Question

Describe the hybridisation in case of $PC{l}_5$. Why are the axial bonds longer as compared to.

Answer 1

The ground state and the excited state outer electronic configuration of phosphorus $(Z=15)$ are $1s^{2}2s^{2}2p^{6}3s^{2}3p^3$ and $1s^{2}2s^{2}2p^{6}3s^{1}3p^{3}3d^1$ respectively.

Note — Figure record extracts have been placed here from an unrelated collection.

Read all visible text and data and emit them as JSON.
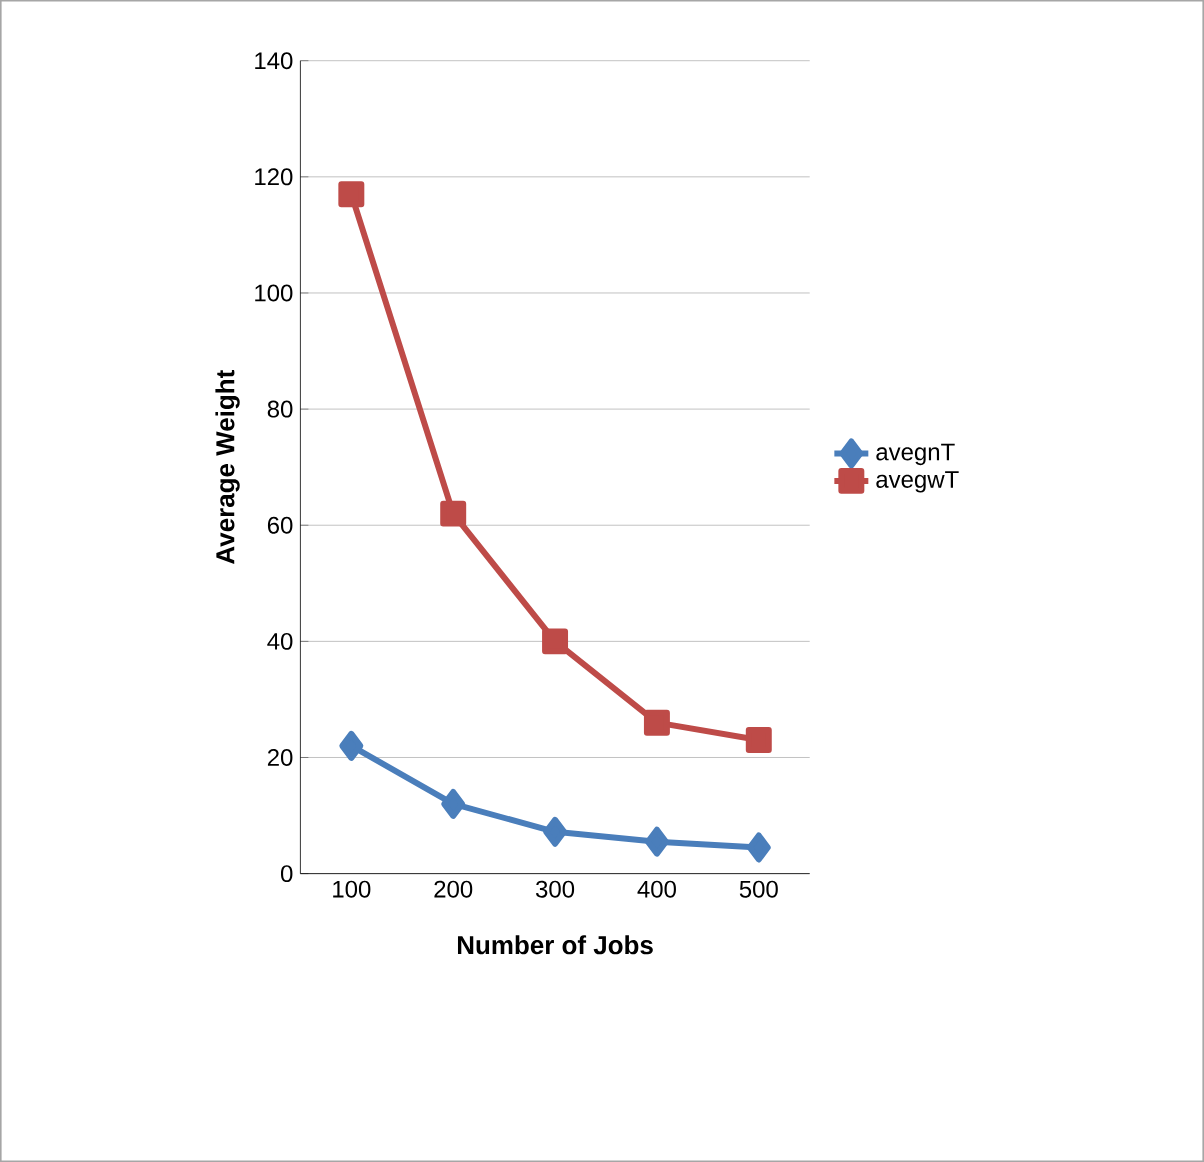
{
  "chart_data": {
    "type": "line",
    "xlabel": "Number of Jobs",
    "ylabel": "Average Weight",
    "categories": [
      "100",
      "200",
      "300",
      "400",
      "500"
    ],
    "series": [
      {
        "name": "avegnT",
        "color": "#4a7ebb",
        "marker": "diamond",
        "values": [
          22,
          12,
          7.2,
          5.5,
          4.5
        ]
      },
      {
        "name": "avegwT",
        "color": "#be4b48",
        "marker": "square",
        "values": [
          117,
          62,
          40,
          26,
          23
        ]
      }
    ],
    "ylim": [
      0,
      140
    ],
    "yticks": [
      0,
      20,
      40,
      60,
      80,
      100,
      120,
      140
    ],
    "grid": "y",
    "legend": "right"
  }
}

Now the five orbitals are available for hybridisation to yield a set of five $s{p}^{3}d$ hybrid orbitals which are directed towards the five corners of a trigonal bipyramidal. It should be noted that all the bond angles in trigonal bipyramidal geometry are not equivalent . In $PC{l}_5$, the five $s{p}^{3}d$ orbitals of phosphorus overlap with the singly occupied $p$ orbitals of chlorine atoms to from five $P-Cl$ sigma bond. Three $P-Cl$ bond lie in one plane and make an angle of ${120}^o$ with each other, these bond are termed as equatorial bonds. The remaining two $P-Cl$ bonds one lying about and the other lying below the equatorial plane, make an angle of ${90}^o$ with the plane. These bonds are called axial bonds. s axial bonds suffer more repulsion than equatorial bond, these are found to be slightly longer and hence slightly weaker than equatorial bonds.